After performing the necropsy, the body was taken to the OBSEA underwater observatory in Vilanova i la Geltrú (Barcelona), where a group of researchers from the Institut de Ciències del Mar (ICM), the Veterinary Faculty of the UAB, the Catalan Ministry of Territory and Sustainability and the SARTI-MAR group of the Universitat Politècnica de Catalunya · BarcelonaTech (UPC), which operates the OBSEA, anchored it in front of the Observatory's video surveillance camera to study the effect of its presence on benthic ecosystems and fish communities -including commercial species- in the area.

This information will be complemented with data on the temperature and salinity of the water, as well as the speed and direction of currents at this point, among other environmental variables.

"Over the last few years we have studied the presence and absence of species according to these variables, but now the presence of the dolphin may alter the results we have obtained up to now and attract species that we would not see under normal conditions", says Joaquín del Río, director of the UPC SARTI-MAR research group and head of the OBSEA.

"All this will help to interpret the environmental processes associated with the decomposition of the carcass in coastal environments with innovative technology", add the ICM researchers Jordi Grinyó and Jacopo Aguzzi.

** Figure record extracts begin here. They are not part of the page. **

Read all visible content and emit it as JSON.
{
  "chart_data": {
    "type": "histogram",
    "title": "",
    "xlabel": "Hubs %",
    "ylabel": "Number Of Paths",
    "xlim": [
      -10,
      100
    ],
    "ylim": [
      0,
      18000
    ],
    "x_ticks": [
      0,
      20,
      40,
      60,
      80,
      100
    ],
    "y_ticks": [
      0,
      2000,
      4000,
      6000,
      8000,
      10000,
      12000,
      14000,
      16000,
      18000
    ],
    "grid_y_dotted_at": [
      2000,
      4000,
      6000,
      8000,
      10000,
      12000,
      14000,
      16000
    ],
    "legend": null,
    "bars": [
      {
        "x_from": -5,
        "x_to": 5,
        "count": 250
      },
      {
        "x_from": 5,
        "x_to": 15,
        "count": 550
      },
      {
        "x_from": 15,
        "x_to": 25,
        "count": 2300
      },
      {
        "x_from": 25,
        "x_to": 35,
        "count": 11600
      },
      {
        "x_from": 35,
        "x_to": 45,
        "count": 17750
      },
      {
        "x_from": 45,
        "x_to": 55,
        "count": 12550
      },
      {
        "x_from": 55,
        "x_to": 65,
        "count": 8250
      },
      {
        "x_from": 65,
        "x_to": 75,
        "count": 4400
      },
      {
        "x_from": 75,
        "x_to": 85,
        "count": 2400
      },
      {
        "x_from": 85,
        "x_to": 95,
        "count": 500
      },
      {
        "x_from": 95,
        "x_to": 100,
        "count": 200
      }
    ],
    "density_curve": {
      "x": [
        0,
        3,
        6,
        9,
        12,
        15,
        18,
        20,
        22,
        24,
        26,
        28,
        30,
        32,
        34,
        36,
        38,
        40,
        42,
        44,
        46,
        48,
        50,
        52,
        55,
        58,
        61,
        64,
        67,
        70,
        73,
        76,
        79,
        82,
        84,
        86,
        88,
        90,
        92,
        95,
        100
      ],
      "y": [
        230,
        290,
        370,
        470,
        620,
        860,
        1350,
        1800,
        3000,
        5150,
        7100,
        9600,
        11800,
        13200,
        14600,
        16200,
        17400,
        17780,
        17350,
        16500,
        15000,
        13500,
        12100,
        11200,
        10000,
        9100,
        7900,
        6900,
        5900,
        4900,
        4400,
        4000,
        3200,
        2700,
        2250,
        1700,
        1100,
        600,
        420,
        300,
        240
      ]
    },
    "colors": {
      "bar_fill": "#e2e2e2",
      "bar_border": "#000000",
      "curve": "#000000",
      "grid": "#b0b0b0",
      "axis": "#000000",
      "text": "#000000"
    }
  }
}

This type of experiment had not yet been carried out in Mediterranean waters, so the main actors involved in the decomposition of marine mammal carcasses in the Mediterranean, which can range from bacteria to cephalopods or predators such as sharks, remain unknown.

In other areas of the world, however, similar studies have been carried out on deep-sea benthic ecosystems. In 2002, for example, scientists at the Monterey Bay Aquarium Research Institute (MBARI) in California (USA) were able to observe, thanks to an underwater robot, how a dead whale on the seabed caused major spatial and temporal changes in the local marine community. Also, in 2017, the Japan Agency for Marine-Earth Science and Technology (JAMSTEC) carried out, together with the ICM, the same observations with a whale carcass located at a depth of 500m.

"High-frequency, real-time monitoring of the ecosystem's evolution is possible thanks to the current infrastructure of the OBSEA observatory, where research projects such as RESBIO (UPC-ICM) have been developed in recent years, which precisely enable remote monitoring of biological indicators", explains del Río.

The fall of a marine mammal on the seabed can provide an amount of organic matter equivalent to that which falls over several thousand years through the water column in the form of marine snow, which is made up of all organisms that die in the ocean and are not consumed by their predators.

As has been observed on other occasions, when a marine mammal falls to the bottom, the scavengers have enough in a few days to gobble up the flesh that covers the bones of the carcass. From then on, different populations of polychaete worms, crustaceans, molluscs and other opportunistic invertebrates will colonize the surface of the bones in a few months.

Finally, when these communities have ingested all of the easily digestible organic material, the bacterial community will come into play, taking advantage of the fats and oils found inside the bones of the carcass. At the same time, this process will release compounds that will serve to feed other types of microorganisms, in this case chemosynthetics, from which other organisms will live.